Титу только что распрощался с Григоре, с которым вместе обедал у Пределяну. Не удивительно, что он был в своем лучшем костюме, щеголеватый, как жених. Госпожа Александреску ввела его в свою комнату, где на него вскинула удивленный взгляд хорошенькая миниатюрная блондинка.

— Пожалуйста! — воскликнула госпожа Александреску, победоносно указывая на гостью.

Титу церемонно поцеловал руку незнакомке:

— Счастлив познакомиться с вами, госпожа Мими!

— Как это вы ее сразу узнали? — поразилась хозяйка.

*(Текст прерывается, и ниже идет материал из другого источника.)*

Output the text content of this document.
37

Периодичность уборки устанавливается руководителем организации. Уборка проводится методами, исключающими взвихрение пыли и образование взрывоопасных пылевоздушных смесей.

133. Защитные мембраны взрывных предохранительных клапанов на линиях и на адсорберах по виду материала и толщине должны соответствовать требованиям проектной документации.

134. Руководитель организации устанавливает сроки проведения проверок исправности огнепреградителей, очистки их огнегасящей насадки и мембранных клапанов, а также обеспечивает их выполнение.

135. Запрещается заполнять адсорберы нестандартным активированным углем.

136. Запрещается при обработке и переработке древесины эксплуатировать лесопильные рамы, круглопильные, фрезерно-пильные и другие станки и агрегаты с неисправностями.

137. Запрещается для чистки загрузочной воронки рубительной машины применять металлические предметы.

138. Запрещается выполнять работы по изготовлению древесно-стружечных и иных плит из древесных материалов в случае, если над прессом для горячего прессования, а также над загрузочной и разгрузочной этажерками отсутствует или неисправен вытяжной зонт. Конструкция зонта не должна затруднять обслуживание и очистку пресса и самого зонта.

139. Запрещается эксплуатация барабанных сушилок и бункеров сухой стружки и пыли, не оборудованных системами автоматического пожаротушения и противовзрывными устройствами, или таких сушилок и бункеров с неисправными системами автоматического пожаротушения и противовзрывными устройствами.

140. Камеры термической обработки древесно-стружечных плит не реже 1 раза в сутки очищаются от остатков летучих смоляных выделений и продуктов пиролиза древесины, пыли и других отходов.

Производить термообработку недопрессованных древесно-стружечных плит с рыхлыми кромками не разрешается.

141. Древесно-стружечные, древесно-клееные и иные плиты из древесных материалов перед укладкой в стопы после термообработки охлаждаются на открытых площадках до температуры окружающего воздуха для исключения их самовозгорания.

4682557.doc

— По красоте и еще по кое-каким признакам! — ответил Титу.

Мими рассмеялась. Ей польстила галантность молодого человека.

— Мне мама сказала, что вы поэт. А теперь я сама убедилась в этом! — проворковала гостья и в один голос с матерью потребовала, чтобы он объяснил свои слова.

Титу сознался, что, перебирая как-то книги, которые лежали в ящиках в коридоре, он наткнулся на незнакомый роман и принялся его читать. Госпожа Александреску разрешила ему пользоваться книгами зятя с одним условием — класть все на место в том же порядке. На нескольких страницах он нашел сделанную карандашом надпись: «Ты меня любишь, птенчик дорогой?» Он понял, что Мими задавала этот вопрос своему будущему мужу. Думая о почерке и содержании надписи, Титу попытался представить себе внешность Мими и увидел ее в своем воображении именно такой, какой она оказалась в жизни. А так как в книге он не нашел ответа на столь нежный вопрос, то взял на себя смелость сам ответить: «Я тебя очень люблю, дорогой птенчик!»

— Ой, как мило! Это правда? — воскликнула приятно удивленная Мими. — А я ничего, ну ничегошеньки не помню!

— Но вам, господин Титу, необходимо знать, — вмешалась госпожа Александреску, — что мой зять страшно ревнив, так что не вздумайте ухаживать за Мими. Он на все способен…

— Да брось ты, мамочка, не клевещи на Василе, а то наш гость еще подумает, что мой муж просто грубиян.

Титу горячо запротестовал, заверяя, что это ему и в голову не пришло бы, хотя не удивительно, если муж такой очаровательной женщины готов ради нее даже на преступление. Затем он узнал, что мужа Мими перевели в Бухарест на очень хорошую должность врача при городской управе, сейчас они приехали, чтобы подыскать квартиру, так как недели через две ему надо будет приступить к новой работе, и Мими пробудет здесь несколько дней, пока не найдет что-нибудь подходящее…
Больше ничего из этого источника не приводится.